A recent report from Goldman Sachs has unveiled a remarkable projection: a significant shift in the balance of global economic power over the coming decades. According to analysts, Asia, led by China and India, is poised to potentially outshine the conventional economic giants grouped within the Developed Markets (DM) category, altering the landscape of world GDP contributions.

In a visually striking representation of Goldman Sachs’ real GDP forecasts for 2050, a voronoi diagram illustrates this transformative shift. The projections suggest that Asia, excluding Developed Markets, will account for a substantial 40% of the global GDP share, narrowly edging out Developed Markets’ anticipated 36%. This stands in stark contrast to the scenario half a century ago in 2000 when Developed Markets represented a dominating 77% of global GDP.

Asia’s Ascendancy

Delving into the Asian perspective, China and India are expected to drive the majority of the region’s GDP in 2050. However, it’s noteworthy that China’s growth will have decelerated considerably by then. Goldman Sachs anticipates China’s annual real GDP growth to average a surprisingly modest 1.1% throughout the 2050s, compared to America’s projected 1.4% annual growth in the same period.

The standout performers in Asia during the 2050s are forecasted to be India (with an impressive 3.1% annual growth), Bangladesh (3.0% annually), and the Philippines (3.5% annually). These countries are poised for success due to their high population growth rates and relatively young median age, translating into a larger and dynamic workforce.

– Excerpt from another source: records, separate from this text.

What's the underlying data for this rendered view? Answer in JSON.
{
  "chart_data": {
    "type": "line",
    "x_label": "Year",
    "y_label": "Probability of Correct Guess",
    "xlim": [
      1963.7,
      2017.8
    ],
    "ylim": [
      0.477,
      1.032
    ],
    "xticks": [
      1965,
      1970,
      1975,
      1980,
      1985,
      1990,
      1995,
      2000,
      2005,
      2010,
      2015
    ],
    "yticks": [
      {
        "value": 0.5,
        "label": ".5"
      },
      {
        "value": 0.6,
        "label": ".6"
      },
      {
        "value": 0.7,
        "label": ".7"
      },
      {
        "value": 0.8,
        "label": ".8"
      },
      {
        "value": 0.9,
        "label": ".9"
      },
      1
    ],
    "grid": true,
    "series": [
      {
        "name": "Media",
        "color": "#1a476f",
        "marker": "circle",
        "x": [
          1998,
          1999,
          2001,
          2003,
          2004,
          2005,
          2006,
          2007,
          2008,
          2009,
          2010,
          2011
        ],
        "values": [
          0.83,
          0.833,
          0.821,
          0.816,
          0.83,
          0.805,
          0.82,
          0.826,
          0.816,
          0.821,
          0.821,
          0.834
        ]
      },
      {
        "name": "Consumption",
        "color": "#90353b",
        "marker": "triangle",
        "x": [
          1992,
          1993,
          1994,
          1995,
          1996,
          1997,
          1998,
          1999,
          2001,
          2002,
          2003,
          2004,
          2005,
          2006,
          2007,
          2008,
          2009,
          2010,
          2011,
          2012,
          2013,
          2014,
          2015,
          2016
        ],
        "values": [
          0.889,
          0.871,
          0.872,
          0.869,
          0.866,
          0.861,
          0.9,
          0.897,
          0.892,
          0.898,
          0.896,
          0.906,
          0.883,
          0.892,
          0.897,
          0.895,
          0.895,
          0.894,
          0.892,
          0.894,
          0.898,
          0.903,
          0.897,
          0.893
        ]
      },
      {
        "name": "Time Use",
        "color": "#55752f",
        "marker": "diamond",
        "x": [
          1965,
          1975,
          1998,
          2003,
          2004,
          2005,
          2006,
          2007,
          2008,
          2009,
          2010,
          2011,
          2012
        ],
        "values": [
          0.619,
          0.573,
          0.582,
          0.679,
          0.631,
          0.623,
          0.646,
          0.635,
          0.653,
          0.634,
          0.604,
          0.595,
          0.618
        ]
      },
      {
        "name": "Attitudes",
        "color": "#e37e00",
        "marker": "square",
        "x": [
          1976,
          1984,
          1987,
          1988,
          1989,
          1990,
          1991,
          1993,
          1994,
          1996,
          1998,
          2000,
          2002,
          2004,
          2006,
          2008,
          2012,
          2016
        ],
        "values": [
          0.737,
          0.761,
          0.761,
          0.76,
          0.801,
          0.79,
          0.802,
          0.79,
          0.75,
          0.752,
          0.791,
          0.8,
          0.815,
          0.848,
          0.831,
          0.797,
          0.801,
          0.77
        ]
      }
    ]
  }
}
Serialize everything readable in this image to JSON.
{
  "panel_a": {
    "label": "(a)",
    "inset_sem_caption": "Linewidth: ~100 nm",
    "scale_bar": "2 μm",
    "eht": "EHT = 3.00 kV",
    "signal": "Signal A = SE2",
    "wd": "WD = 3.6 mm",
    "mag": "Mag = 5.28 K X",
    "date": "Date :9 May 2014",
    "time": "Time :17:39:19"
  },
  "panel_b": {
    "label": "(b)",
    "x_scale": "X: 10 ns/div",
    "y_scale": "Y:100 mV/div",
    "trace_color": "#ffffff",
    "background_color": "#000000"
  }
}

Challenges in Latin America

Shifting our focus to Latin America, the region is anticipated to contribute a relatively modest 7% to the global GDP by 2050. In light of Goldman Sachs’ previous projections from 2011, it’s evident that several Latin American countries have struggled to meet expectations over the past decade. For instance, Brazil’s real GDP dwindled from $2.7 trillion in 2010 to $1.5 trillion in 2020.

Given these setbacks, Goldman Sachs believes that Indonesia is poised to surpass Brazil as the world’s largest emerging market before 2050. However, Brazil’s economic ranking is still projected to surpass that of France and Canada by that time, contingent on the accuracy of these forecasts.

The Goldman Sachs report underscores the monumental economic transformations on the horizon, with Asia poised to redefine the global economic landscape, and Latin America grappling with challenges that could reshape its position in the world economy.